We come soon to the celebration of our Lord come into the world as a babe in Bethlehem. After a period of preparation in Advent our preparation comes to an end as we will celebrate His birth and feast in the upcoming days. And it is right that we should do so, this is a wonderful thing that our Lord has done for us. But, there are some things that many of us miss in this celebration of the birth of Christ, in celebration of the Christ Mass, that would be good for us to be more aware of.
For one, and this is repeated by many priests so it is not unfamiliar to all, it is in the name of Bethlehem meaning "house of bread" in Hebrew. This prefigures Christ in the future when He claims the title of the Bread of Life in John 6:35, as well as it prefigures Him in the Eucharist as it is the bread offered up for us for the forgiveness of our sins. The Mana was the food come down from Heaven which once sustained God's people in the past, the Eucharist is the bread which is Him who came down from Heaven and sustains us now.

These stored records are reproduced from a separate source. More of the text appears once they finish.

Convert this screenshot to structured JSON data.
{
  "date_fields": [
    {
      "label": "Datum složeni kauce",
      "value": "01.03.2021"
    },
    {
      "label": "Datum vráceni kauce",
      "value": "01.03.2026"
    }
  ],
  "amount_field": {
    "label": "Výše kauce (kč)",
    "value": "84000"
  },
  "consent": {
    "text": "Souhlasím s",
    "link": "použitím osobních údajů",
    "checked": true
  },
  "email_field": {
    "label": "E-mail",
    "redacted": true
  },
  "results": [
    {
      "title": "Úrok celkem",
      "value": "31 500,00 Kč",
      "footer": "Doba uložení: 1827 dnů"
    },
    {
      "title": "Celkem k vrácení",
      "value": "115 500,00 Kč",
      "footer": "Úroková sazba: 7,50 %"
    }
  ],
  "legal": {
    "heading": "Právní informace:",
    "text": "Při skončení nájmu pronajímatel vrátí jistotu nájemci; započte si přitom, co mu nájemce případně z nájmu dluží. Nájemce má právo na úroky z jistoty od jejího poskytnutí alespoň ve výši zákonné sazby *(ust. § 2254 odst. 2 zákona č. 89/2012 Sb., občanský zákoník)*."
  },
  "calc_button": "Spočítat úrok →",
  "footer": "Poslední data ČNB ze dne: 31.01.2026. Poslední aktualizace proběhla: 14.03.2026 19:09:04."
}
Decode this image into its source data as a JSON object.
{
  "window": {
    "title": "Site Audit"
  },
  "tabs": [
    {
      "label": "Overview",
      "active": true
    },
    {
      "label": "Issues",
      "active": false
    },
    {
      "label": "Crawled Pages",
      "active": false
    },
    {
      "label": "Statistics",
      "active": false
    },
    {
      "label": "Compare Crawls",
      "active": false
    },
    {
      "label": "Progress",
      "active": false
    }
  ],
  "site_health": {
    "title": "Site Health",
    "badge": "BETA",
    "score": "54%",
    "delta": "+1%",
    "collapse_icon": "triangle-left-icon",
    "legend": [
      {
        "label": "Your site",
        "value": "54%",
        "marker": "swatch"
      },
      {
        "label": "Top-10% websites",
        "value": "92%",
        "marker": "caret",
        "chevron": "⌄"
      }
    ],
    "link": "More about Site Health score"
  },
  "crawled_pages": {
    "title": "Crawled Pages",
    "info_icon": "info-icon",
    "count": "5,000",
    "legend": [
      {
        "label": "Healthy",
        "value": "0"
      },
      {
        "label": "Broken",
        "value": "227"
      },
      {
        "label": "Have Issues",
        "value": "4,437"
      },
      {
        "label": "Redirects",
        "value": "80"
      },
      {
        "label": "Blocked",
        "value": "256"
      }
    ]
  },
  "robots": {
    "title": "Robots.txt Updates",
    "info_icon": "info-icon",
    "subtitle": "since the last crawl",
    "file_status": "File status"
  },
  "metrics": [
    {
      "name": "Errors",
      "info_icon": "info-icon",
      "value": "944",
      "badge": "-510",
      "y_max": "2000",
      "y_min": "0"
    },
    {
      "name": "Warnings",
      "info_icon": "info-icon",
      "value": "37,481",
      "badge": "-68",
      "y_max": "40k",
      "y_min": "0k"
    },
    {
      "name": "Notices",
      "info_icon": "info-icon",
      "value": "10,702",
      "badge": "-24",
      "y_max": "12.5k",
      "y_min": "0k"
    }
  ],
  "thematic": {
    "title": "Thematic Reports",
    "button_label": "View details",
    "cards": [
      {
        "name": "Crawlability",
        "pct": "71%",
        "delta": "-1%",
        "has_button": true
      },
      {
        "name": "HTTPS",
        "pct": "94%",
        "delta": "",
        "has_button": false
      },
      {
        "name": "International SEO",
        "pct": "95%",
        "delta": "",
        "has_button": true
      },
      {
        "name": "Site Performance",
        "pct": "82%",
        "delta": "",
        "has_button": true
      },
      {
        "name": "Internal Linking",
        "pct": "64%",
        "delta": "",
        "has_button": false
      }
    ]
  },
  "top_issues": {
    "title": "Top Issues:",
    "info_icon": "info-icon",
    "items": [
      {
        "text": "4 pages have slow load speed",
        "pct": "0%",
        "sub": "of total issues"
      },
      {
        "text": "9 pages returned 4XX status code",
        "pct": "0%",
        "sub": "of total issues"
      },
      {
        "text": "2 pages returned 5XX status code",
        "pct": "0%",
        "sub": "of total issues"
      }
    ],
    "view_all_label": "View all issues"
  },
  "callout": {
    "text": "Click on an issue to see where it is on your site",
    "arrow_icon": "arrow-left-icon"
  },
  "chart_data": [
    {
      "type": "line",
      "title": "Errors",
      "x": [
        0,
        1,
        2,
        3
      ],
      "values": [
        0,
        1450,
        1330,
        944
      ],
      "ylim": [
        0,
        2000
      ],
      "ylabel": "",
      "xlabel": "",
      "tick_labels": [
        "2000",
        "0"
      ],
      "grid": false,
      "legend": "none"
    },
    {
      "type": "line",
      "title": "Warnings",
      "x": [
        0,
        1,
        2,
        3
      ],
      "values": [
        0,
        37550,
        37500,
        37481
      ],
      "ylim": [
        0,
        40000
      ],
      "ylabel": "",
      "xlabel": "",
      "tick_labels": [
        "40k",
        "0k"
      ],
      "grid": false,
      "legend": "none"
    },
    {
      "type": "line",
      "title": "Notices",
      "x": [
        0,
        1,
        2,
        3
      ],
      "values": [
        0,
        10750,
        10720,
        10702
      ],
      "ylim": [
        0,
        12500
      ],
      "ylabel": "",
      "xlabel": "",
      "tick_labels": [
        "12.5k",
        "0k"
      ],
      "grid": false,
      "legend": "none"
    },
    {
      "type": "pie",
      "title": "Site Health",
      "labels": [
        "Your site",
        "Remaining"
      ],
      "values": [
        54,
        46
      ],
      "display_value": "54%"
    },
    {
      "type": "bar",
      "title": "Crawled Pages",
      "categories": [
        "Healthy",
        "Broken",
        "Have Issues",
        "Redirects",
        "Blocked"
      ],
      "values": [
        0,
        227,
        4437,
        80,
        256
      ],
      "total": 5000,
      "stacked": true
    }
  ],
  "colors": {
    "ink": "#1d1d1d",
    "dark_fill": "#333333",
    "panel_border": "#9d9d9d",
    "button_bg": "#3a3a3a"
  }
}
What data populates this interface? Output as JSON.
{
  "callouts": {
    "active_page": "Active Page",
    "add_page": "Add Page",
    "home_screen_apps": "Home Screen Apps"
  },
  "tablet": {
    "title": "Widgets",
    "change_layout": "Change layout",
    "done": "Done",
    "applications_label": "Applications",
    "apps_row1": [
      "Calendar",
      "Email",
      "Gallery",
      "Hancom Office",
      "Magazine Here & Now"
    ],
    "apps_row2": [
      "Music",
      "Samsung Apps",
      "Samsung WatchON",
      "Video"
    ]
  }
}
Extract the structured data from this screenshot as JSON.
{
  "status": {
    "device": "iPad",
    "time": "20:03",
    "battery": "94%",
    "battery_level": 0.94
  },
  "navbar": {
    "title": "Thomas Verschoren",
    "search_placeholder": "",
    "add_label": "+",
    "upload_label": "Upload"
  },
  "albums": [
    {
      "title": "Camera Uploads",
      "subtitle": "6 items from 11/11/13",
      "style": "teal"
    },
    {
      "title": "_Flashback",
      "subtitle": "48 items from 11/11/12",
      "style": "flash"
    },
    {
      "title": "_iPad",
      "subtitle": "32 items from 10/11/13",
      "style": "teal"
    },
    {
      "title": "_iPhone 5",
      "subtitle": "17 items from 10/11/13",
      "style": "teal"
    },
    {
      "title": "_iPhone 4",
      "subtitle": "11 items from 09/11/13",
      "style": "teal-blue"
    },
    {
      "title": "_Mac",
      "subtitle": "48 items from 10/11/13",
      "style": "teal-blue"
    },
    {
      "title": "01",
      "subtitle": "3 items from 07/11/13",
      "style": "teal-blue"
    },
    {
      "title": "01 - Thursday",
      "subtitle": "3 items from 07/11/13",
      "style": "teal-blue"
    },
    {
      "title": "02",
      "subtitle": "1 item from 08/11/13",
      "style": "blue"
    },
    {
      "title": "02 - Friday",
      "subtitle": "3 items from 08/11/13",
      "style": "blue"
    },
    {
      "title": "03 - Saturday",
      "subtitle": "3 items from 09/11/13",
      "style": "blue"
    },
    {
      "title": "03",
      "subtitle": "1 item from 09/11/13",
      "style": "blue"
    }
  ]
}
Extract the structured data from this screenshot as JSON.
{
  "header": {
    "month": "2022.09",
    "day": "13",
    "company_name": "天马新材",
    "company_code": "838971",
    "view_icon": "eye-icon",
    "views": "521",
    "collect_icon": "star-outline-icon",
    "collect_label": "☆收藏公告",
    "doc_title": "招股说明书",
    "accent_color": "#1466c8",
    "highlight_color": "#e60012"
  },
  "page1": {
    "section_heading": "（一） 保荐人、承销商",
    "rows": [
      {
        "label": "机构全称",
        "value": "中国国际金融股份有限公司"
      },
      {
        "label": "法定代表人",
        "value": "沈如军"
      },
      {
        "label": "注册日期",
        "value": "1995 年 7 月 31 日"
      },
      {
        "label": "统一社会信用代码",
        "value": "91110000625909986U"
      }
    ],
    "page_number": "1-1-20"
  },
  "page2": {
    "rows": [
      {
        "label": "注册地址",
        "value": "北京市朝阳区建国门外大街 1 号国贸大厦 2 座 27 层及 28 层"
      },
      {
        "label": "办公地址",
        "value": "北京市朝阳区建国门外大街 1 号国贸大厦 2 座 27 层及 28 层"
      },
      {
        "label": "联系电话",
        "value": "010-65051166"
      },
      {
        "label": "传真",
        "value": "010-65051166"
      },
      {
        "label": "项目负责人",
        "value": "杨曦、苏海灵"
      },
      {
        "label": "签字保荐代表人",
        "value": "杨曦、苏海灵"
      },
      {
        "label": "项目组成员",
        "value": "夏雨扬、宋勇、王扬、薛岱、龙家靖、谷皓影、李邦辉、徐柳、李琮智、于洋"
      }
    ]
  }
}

But, the "house of bread" is only part of the story. That is the meaning of the name in Hebrew, but in the commonly spoken language of the Jews at that time of Aramaic Bethlehem means "house of meat", which you can read as "house of flesh". How fitting. It is in the town of Bethlehem that the God of the universe came to be known by the world in the temple of a human body, encased in flesh. The divine, become man. Christ was born into a house of flesh, which is the body, in order to help us grow deeper in relationship with Him.
Now step in further with me. Take both the Hebrew and Aramaic meanings of Bethlehem and hold them equally as proper understandings of the name, and there you have the Eucharist, there you have Christ. In John 6 when Christ reveals to His followers that we must eat of His flesh and drink of His blood and also calls Himself the Bread of Life, we see that it even more makes sense that the Eucharist is bread in form but His body in substance. The body which He took on is Him, and it is the housing for the incomprehensible divinity that is God. The Eucharist is this bread which houses our Lord, and it is His flesh which was sacrificed for us on that day on Calvary.
I do not mean to make this into a theology of duality. It is not that the Eucharist is both bread and the body of God, rather that it is bread/flesh, as Christ is the Bread of Life and also an embodied man. He is the Manna come down from Heaven, and the lamb on the sacrificial altar. There is no division, He is all at once. Just as you could not run a test on the Eucharist to see if its parts appeared as flesh under the microscope, neither could you have taken a piece of flesh cut from Christ and determined under a microscope His divinity - these are supernatural realities, which is to say they supersede the natural and so the natural cannot explain or quantify them.
And so, on Christmas we will come together as Christians in another celebration of the Eucharistic sacrifice, uniting together across the world. We will commemorate and celebrate the moment when the Bread of Life chose to present Himself in flesh as a baby, and we shall partake in the flesh of our Lord sacrificed for us which is presented as the Bread of Life.
Merry Christmas to all. Christ is born, glorify Him.